The Recommended Practice guide, on top of describing the most common requirements for building a floating PV array, provides a series of technical guidelines for electrical safety, anchoring and mooring issues, operation and maintenance, and specific plant design that can withstand site-specific environmental conditions. “It aims to be valid and applicable in all major markets and geographic regions, for all defined applications within scope, from component level to system level, covering the entire life cycle,” its authors specified.
“It will take the industry around five years to reach full standardization,” said DNV consultant Michele Tagliapietra, adding that standards set by the IEC, ISO and DVN will be defined within two to four years, depending on component.
Launching the first global recommended practice document for floating solar, the company underlined that the technology requires significant attention on some parts of the system in the medium term. At the same time, a focus on durability and degradation will be needed in the long term.
“At the moment, in the medium term, the main cause of failure is [the] anchoring and mooring part of the system. This is not a surprise because these are new challenges for PV developers,” explained Tagliapietra.
The guide is a collaborative, joint industry project (JIP) involving 24 industry participants.
According to the paper, floating arrays can significantly increase the efficiency of PV technology. The total increase in energy yield will be positively influenced by stronger irradiation (around 2% more) and the cooling effect, although it can be negatively influenced by mismatch losses.

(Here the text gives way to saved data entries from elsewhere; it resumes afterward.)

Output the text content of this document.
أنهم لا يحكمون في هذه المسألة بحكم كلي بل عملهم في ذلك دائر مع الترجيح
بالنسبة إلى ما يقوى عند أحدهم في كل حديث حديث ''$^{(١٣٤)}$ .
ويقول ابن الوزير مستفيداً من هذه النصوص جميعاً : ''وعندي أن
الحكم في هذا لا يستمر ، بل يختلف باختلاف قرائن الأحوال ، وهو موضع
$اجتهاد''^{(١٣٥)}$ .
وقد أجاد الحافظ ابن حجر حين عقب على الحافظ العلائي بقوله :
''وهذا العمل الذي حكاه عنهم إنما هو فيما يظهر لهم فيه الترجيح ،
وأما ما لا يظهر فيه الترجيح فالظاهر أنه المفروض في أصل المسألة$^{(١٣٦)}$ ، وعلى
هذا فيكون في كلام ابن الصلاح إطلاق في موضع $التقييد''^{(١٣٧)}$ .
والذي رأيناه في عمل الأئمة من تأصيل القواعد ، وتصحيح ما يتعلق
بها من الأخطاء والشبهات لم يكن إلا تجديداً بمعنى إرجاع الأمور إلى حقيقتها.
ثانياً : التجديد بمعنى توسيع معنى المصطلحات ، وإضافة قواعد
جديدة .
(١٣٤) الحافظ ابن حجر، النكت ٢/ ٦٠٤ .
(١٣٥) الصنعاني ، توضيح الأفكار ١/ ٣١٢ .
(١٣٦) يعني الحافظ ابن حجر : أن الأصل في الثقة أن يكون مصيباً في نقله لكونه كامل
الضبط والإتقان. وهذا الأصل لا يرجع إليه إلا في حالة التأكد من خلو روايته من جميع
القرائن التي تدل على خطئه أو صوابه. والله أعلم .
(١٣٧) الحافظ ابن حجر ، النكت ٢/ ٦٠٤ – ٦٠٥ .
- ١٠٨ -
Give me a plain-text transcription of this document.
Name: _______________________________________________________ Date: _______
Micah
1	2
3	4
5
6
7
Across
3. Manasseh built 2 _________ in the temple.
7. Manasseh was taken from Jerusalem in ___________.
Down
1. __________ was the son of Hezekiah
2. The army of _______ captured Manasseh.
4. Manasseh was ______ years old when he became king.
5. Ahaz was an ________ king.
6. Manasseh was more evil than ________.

“When it comes to offshore PV, 5-10% higher yield is a broad but realistic range,” said Tagliapietra. “It depends on how you install the system. If you have systems detached from the water, you won’t have direct cooling from the water, you’ll, rather, have convective cooling, while if you have structures that are already installed in contact with the water, in that case you can have a higher efficiency boost because of a direct cooling effect,” said Tagliapietra.
In terms of safety and sustainability, the experts explained that the evaluation must be done case by case, depending on the floating structure and location.
“There are ongoing studies on how floating solar can be combined with marine life. It really depends on the layout and the conditions of the specific site,” Tagliapietra stated, adding there are cases of floating PV combined with aquaculture.
DNV said that installed capacity for floating solar power was just 10 MW at the end of 2015 but has accelerated considerably since then, reaching 2 GW at the end of last year. The first projects trace back to 2006.
“It is estimated that the total global potential capacity for deploying floating solar power on man made, inland waters alone could be as high as 4 TW [source: the World Bank] with an expected pipeline of more than 10 GW by 2025,” the company said.
Similar, Netherlands-focused guidelines for floating PV had been published by the Netherlands-based Foundation for Applied Water Research in February 2019.